Processes are a means not an end

  • Object-oriented programming: prefer composition over inheritance
    • More implementations of an interface makes it deep.
    • Knowledge of interface can be used in multiple scenarios. E.g., StreamReader works with any IO stream in the same way.
    • Can we avoid inheritance with smaller shared modules?
  • Agile development encourages incremental and iterative development.
    • ⚠️ Increments of development should be on abstractions, not features. Otherwise, you will put off design decisions to produce ungodly working software.
  • Unit testing and TDD help with refactoring. Ensure you’re strategic and not pivoted to narrower feature mindset.
  • Design patterns allow reusing solutions to common problems. Don’t over apply them.
  • Measure and improve performance
    • Design micro-benchmarks to measure cost of an operation in isolation.
    • Always be measuring before and after optimization. Never assume and optimize.
    • Find critical paths and optimize them with fundamental changes.

Decide what matters

  • Structure systems around things that matter.
  • Things that matter have high leverage. E.g., solution to one problem may solve many other problems.
  • Start with a hypothesis if you don’t know what matters the most. Build under this assumption and learn to iterate.
  • Simpler systems have few things that matter 🍀
    • Be radically minimal.
    • Minimize the number of places where critical elements matter. E.g., things that matter in low-level are immaterial at higher-level. Use this to build abstractions around critical elements.
    • Too many important things always clutter the design.
    • Failure to find things that matter add to obscurity.
  • Things that matter should be emphasized everywhere. Repeat the key ideas in comments. Or, make the critical elements central and prominent.

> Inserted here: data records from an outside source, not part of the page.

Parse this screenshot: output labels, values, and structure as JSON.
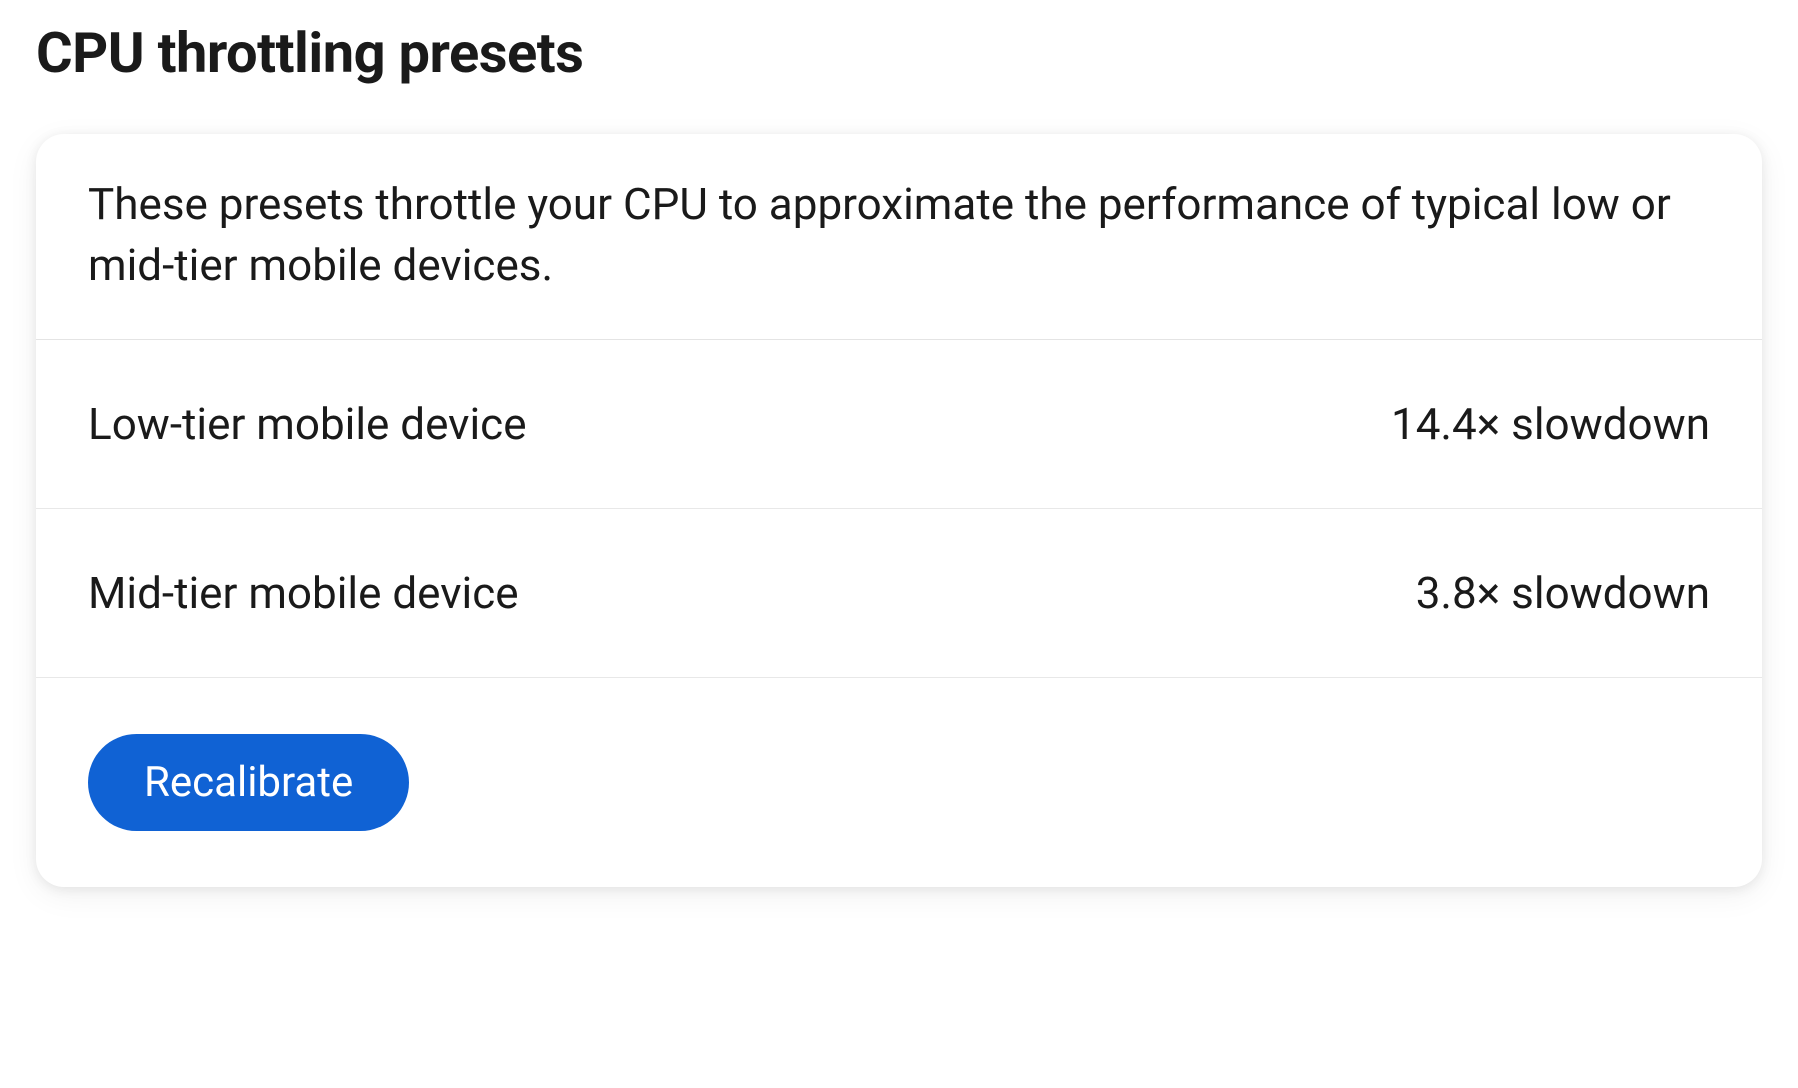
{
  "header": {
    "title": "CPU throttling presets"
  },
  "card": {
    "description": "These presets throttle your CPU to approximate the performance of typical low or mid-tier mobile devices.",
    "presets": [
      {
        "name": "Low-tier mobile device",
        "value": "14.4× slowdown"
      },
      {
        "name": "Mid-tier mobile device",
        "value": "3.8× slowdown"
      }
    ],
    "recalibrate_label": "Recalibrate"
  }
}
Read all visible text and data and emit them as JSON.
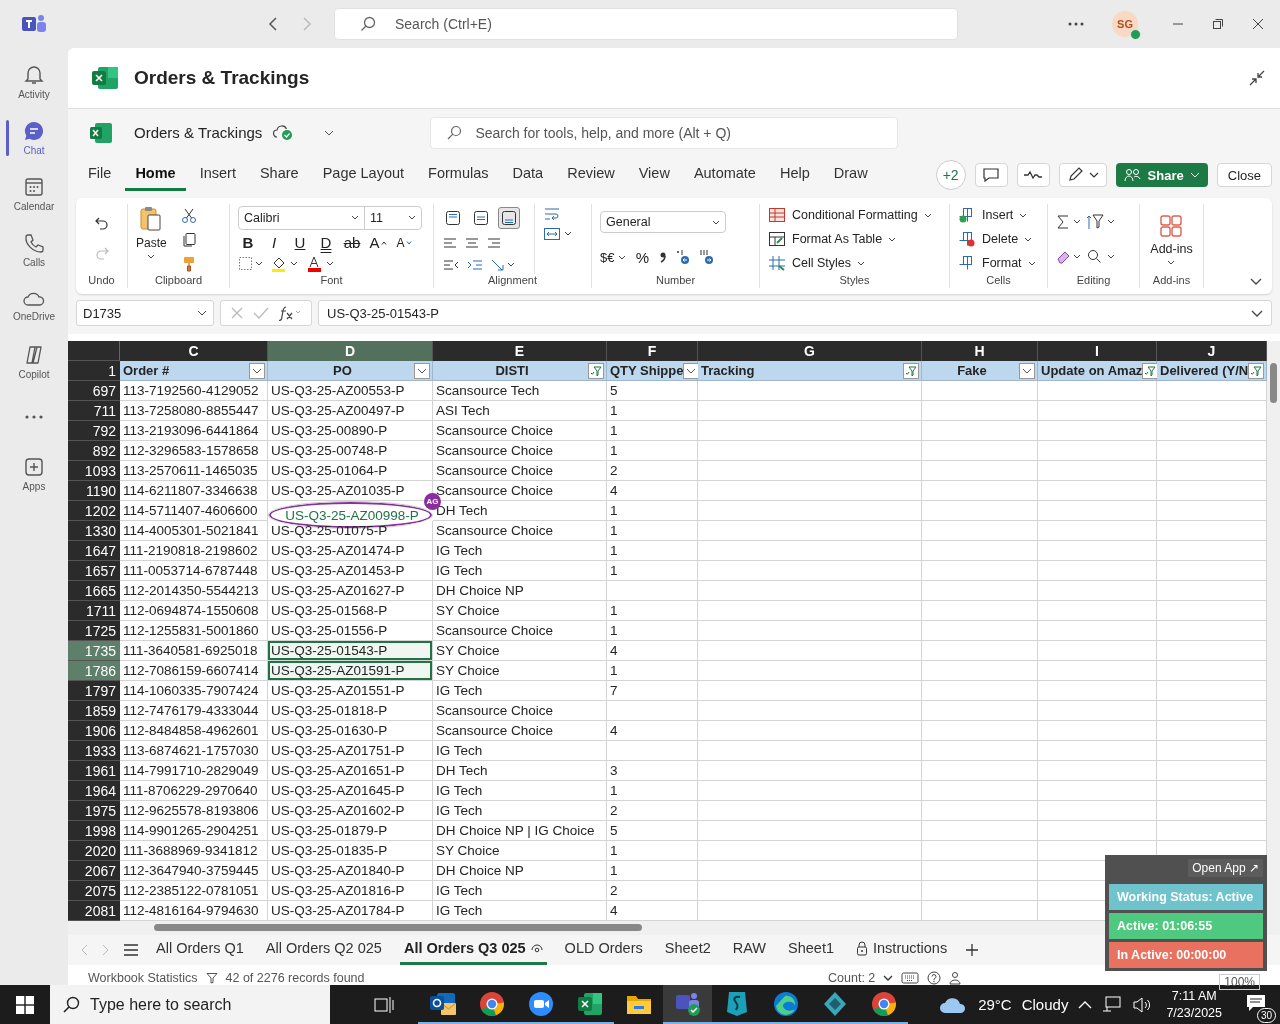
{
  "teams": {
    "search_placeholder": "Search (Ctrl+E)",
    "avatar": "SG",
    "rail": [
      {
        "kind": "activity",
        "label": "Activity",
        "selected": false
      },
      {
        "kind": "chat",
        "label": "Chat",
        "selected": true
      },
      {
        "kind": "calendar",
        "label": "Calendar",
        "selected": false
      },
      {
        "kind": "calls",
        "label": "Calls",
        "selected": false
      },
      {
        "kind": "onedrive",
        "label": "OneDrive",
        "selected": false
      },
      {
        "kind": "copilot",
        "label": "Copilot",
        "selected": false
      },
      {
        "kind": "more",
        "selected": false
      },
      {
        "kind": "apps",
        "label": "Apps",
        "selected": false
      }
    ]
  },
  "app_header": {
    "title": "Orders & Trackings"
  },
  "excel": {
    "file_name": "Orders & Trackings",
    "search_placeholder": "Search for tools, help, and more (Alt + Q)",
    "menu_tabs": [
      {
        "label": "File",
        "selected": false
      },
      {
        "label": "Home",
        "selected": true
      },
      {
        "label": "Insert",
        "selected": false
      },
      {
        "label": "Share",
        "selected": false
      },
      {
        "label": "Page Layout",
        "selected": false
      },
      {
        "label": "Formulas",
        "selected": false
      },
      {
        "label": "Data",
        "selected": false
      },
      {
        "label": "Review",
        "selected": false
      },
      {
        "label": "View",
        "selected": false
      },
      {
        "label": "Automate",
        "selected": false
      },
      {
        "label": "Help",
        "selected": false
      },
      {
        "label": "Draw",
        "selected": false
      }
    ],
    "collaborators": "+2",
    "share": "Share",
    "close": "Close"
  },
  "ribbon": {
    "undo": {
      "label": "Undo"
    },
    "clipboard": {
      "label": "Clipboard",
      "paste": "Paste"
    },
    "font": {
      "label": "Font",
      "name": "Calibri",
      "size": "11",
      "format_buttons": [
        {
          "kind": "bold",
          "label": "B"
        },
        {
          "kind": "italic",
          "label": "I"
        },
        {
          "kind": "underline",
          "label": "U"
        },
        {
          "kind": "double_underline",
          "label": "D"
        },
        {
          "kind": "strike",
          "label": "ab"
        },
        {
          "kind": "grow",
          "label": "A"
        },
        {
          "kind": "shrink",
          "label": "A"
        }
      ]
    },
    "alignment": {
      "label": "Alignment",
      "vertical_align": [
        {
          "selected": false
        },
        {
          "selected": false
        },
        {
          "selected": true
        }
      ]
    },
    "number": {
      "label": "Number",
      "format": "General",
      "currency": "$€",
      "percent": "%"
    },
    "styles": {
      "label": "Styles",
      "items": [
        {
          "kind": "conditional",
          "label": "Conditional Formatting"
        },
        {
          "kind": "table",
          "label": "Format As Table"
        },
        {
          "kind": "cell_styles",
          "label": "Cell Styles"
        }
      ]
    },
    "cells": {
      "label": "Cells",
      "items": [
        {
          "kind": "insert",
          "label": "Insert"
        },
        {
          "kind": "delete",
          "label": "Delete"
        },
        {
          "kind": "format",
          "label": "Format"
        }
      ]
    },
    "editing": {
      "label": "Editing"
    },
    "addins": {
      "label": "Add-ins",
      "button": "Add-ins"
    }
  },
  "formula_bar": {
    "name_box": "D1735",
    "formula": "US-Q3-25-01543-P"
  },
  "grid": {
    "header_row": "1",
    "columns": [
      {
        "letter": "C",
        "header": "Order #",
        "filtered": false,
        "selected": false
      },
      {
        "letter": "D",
        "header": "PO",
        "filtered": false,
        "selected": true
      },
      {
        "letter": "E",
        "header": "DISTI",
        "filtered": true,
        "selected": false
      },
      {
        "letter": "F",
        "header": "QTY Shippe",
        "filtered": false,
        "selected": false
      },
      {
        "letter": "G",
        "header": "Tracking",
        "filtered": true,
        "selected": false
      },
      {
        "letter": "H",
        "header": "Fake",
        "filtered": false,
        "selected": false
      },
      {
        "letter": "I",
        "header": "Update on Amaz",
        "filtered": true,
        "selected": false
      },
      {
        "letter": "J",
        "header": "Delivered (Y/N",
        "filtered": true,
        "selected": false
      }
    ],
    "rows": [
      {
        "row": "697",
        "cells": [
          "113-7192560-4129052",
          "US-Q3-25-AZ00553-P",
          "Scansource Tech",
          "5"
        ],
        "selected": false
      },
      {
        "row": "711",
        "cells": [
          "113-7258080-8855447",
          "US-Q3-25-AZ00497-P",
          "ASI Tech",
          "1"
        ],
        "selected": false
      },
      {
        "row": "792",
        "cells": [
          "113-2193096-6441864",
          "US-Q3-25-00890-P",
          "Scansource Choice",
          "1"
        ],
        "selected": false
      },
      {
        "row": "892",
        "cells": [
          "112-3296583-1578658",
          "US-Q3-25-00748-P",
          "Scansource Choice",
          "1"
        ],
        "selected": false
      },
      {
        "row": "1093",
        "cells": [
          "113-2570611-1465035",
          "US-Q3-25-01064-P",
          "Scansource Choice",
          "2"
        ],
        "selected": false
      },
      {
        "row": "1190",
        "cells": [
          "114-6211807-3346638",
          "US-Q3-25-AZ01035-P",
          "Scansource Choice",
          "4"
        ],
        "selected": false
      },
      {
        "row": "1202",
        "cells": [
          "114-5711407-4606600",
          "US-Q3-25-AZ00998-P",
          "DH Tech",
          "1"
        ],
        "selected": false,
        "collaborator": "AG"
      },
      {
        "row": "1330",
        "cells": [
          "114-4005301-5021841",
          "US-Q3-25-01075-P",
          "Scansource Choice",
          "1"
        ],
        "selected": false
      },
      {
        "row": "1647",
        "cells": [
          "111-2190818-2198602",
          "US-Q3-25-AZ01474-P",
          "IG Tech",
          "1"
        ],
        "selected": false
      },
      {
        "row": "1657",
        "cells": [
          "111-0053714-6787448",
          "US-Q3-25-AZ01453-P",
          "IG Tech",
          "1"
        ],
        "selected": false
      },
      {
        "row": "1665",
        "cells": [
          "112-2014350-5544213",
          "US-Q3-25-AZ01627-P",
          "DH Choice NP"
        ],
        "selected": false
      },
      {
        "row": "1711",
        "cells": [
          "112-0694874-1550608",
          "US-Q3-25-01568-P",
          "SY Choice",
          "1"
        ],
        "selected": false
      },
      {
        "row": "1725",
        "cells": [
          "112-1255831-5001860",
          "US-Q3-25-01556-P",
          "Scansource Choice",
          "1"
        ],
        "selected": false
      },
      {
        "row": "1735",
        "cells": [
          "111-3640581-6925018",
          "US-Q3-25-01543-P",
          "SY Choice",
          "4"
        ],
        "selected": true
      },
      {
        "row": "1786",
        "cells": [
          "112-7086159-6607414",
          "US-Q3-25-AZ01591-P",
          "SY Choice",
          "1"
        ],
        "selected": true
      },
      {
        "row": "1797",
        "cells": [
          "114-1060335-7907424",
          "US-Q3-25-AZ01551-P",
          "IG Tech",
          "7"
        ],
        "selected": false
      },
      {
        "row": "1859",
        "cells": [
          "112-7476179-4333044",
          "US-Q3-25-01818-P",
          "Scansource Choice"
        ],
        "selected": false
      },
      {
        "row": "1906",
        "cells": [
          "112-8484858-4962601",
          "US-Q3-25-01630-P",
          "Scansource Choice",
          "4"
        ],
        "selected": false
      },
      {
        "row": "1933",
        "cells": [
          "113-6874621-1757030",
          "US-Q3-25-AZ01751-P",
          "IG Tech"
        ],
        "selected": false
      },
      {
        "row": "1961",
        "cells": [
          "114-7991710-2829049",
          "US-Q3-25-AZ01651-P",
          "DH Tech",
          "3"
        ],
        "selected": false
      },
      {
        "row": "1964",
        "cells": [
          "111-8706229-2970640",
          "US-Q3-25-AZ01645-P",
          "IG Tech",
          "1"
        ],
        "selected": false
      },
      {
        "row": "1975",
        "cells": [
          "112-9625578-8193806",
          "US-Q3-25-AZ01602-P",
          "IG Tech",
          "2"
        ],
        "selected": false
      },
      {
        "row": "1998",
        "cells": [
          "114-9901265-2904251",
          "US-Q3-25-01879-P",
          "DH Choice NP | IG Choice",
          "5"
        ],
        "selected": false
      },
      {
        "row": "2020",
        "cells": [
          "111-3688969-9341812",
          "US-Q3-25-01835-P",
          "SY Choice",
          "1"
        ],
        "selected": false
      },
      {
        "row": "2067",
        "cells": [
          "112-3647940-3759445",
          "US-Q3-25-AZ01840-P",
          "DH Choice NP",
          "1"
        ],
        "selected": false
      },
      {
        "row": "2075",
        "cells": [
          "112-2385122-0781051",
          "US-Q3-25-AZ01816-P",
          "IG Tech",
          "2"
        ],
        "selected": false
      },
      {
        "row": "2081",
        "cells": [
          "112-4816164-9794630",
          "US-Q3-25-AZ01784-P",
          "IG Tech",
          "4"
        ],
        "selected": false
      }
    ]
  },
  "sheet_tabs": [
    {
      "label": "All Orders Q1",
      "selected": false,
      "watched": false,
      "locked": false
    },
    {
      "label": "All Orders Q2 025",
      "selected": false,
      "watched": false,
      "locked": false
    },
    {
      "label": "All Orders Q3 025",
      "selected": true,
      "watched": true,
      "locked": false
    },
    {
      "label": "OLD Orders",
      "selected": false,
      "watched": false,
      "locked": false
    },
    {
      "label": "Sheet2",
      "selected": false,
      "watched": false,
      "locked": false
    },
    {
      "label": "RAW",
      "selected": false,
      "watched": false,
      "locked": false
    },
    {
      "label": "Sheet1",
      "selected": false,
      "watched": false,
      "locked": false
    },
    {
      "label": "Instructions",
      "selected": false,
      "watched": false,
      "locked": true
    }
  ],
  "status_bar": {
    "workbook_statistics": "Workbook Statistics",
    "filter_result": "42 of 2276 records found",
    "count": "Count: 2",
    "zoom": "100%"
  },
  "tracker_widget": {
    "open_app": "Open App ↗",
    "items": [
      {
        "text": "Working Status: Active",
        "color": "#6ec3cd"
      },
      {
        "text": "Active: 01:06:55",
        "color": "#4fc97f"
      },
      {
        "text": "In Active: 00:00:00",
        "color": "#e8715f"
      }
    ]
  },
  "taskbar": {
    "search_placeholder": "Type here to search",
    "apps": [
      {
        "kind": "outlook",
        "active": false,
        "running": true
      },
      {
        "kind": "chrome",
        "active": false,
        "running": true
      },
      {
        "kind": "zoom",
        "active": false,
        "running": true
      },
      {
        "kind": "excel",
        "active": false,
        "running": true
      },
      {
        "kind": "folder",
        "active": false,
        "running": false
      },
      {
        "kind": "teams",
        "active": true,
        "running": true
      },
      {
        "kind": "vpn",
        "active": false,
        "running": true
      },
      {
        "kind": "edge",
        "active": false,
        "running": true
      },
      {
        "kind": "diamond",
        "active": false,
        "running": true
      },
      {
        "kind": "chrome",
        "active": false,
        "running": true
      }
    ],
    "weather": {
      "temperature": "29°C",
      "condition": "Cloudy"
    },
    "time": "7:11 AM",
    "date": "7/23/2025",
    "notifications": "30"
  }
}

Focusing on what is important is also a great life philosophy: identify a few things that matter most to you, and try to spend as much of your energy as possible on those things. Don’t fritter away all of your time on things that you don’t consider important or rewarding.

This book is about one thing: complexity. Dealing with complexity is the most important challenge in software design. It is what makes systems hard to build and maintain, and it often makes them slow as well. Over the course of the book I have tried to describe the root causes that lead to complexity, such as dependencies and obscurity. I have discussed red flags that can help you identify unnecessary complexity, such as information leakage, unneeded error conditions, or names that are too generic. I have presented some general ideas you can use to create simpler software systems, such as striving for classes that are deep and generic, defining errors out of existence, and separating interface documentation from implementation documentation. And, finally, I have discussed the investment mindset needed to produce simple designs.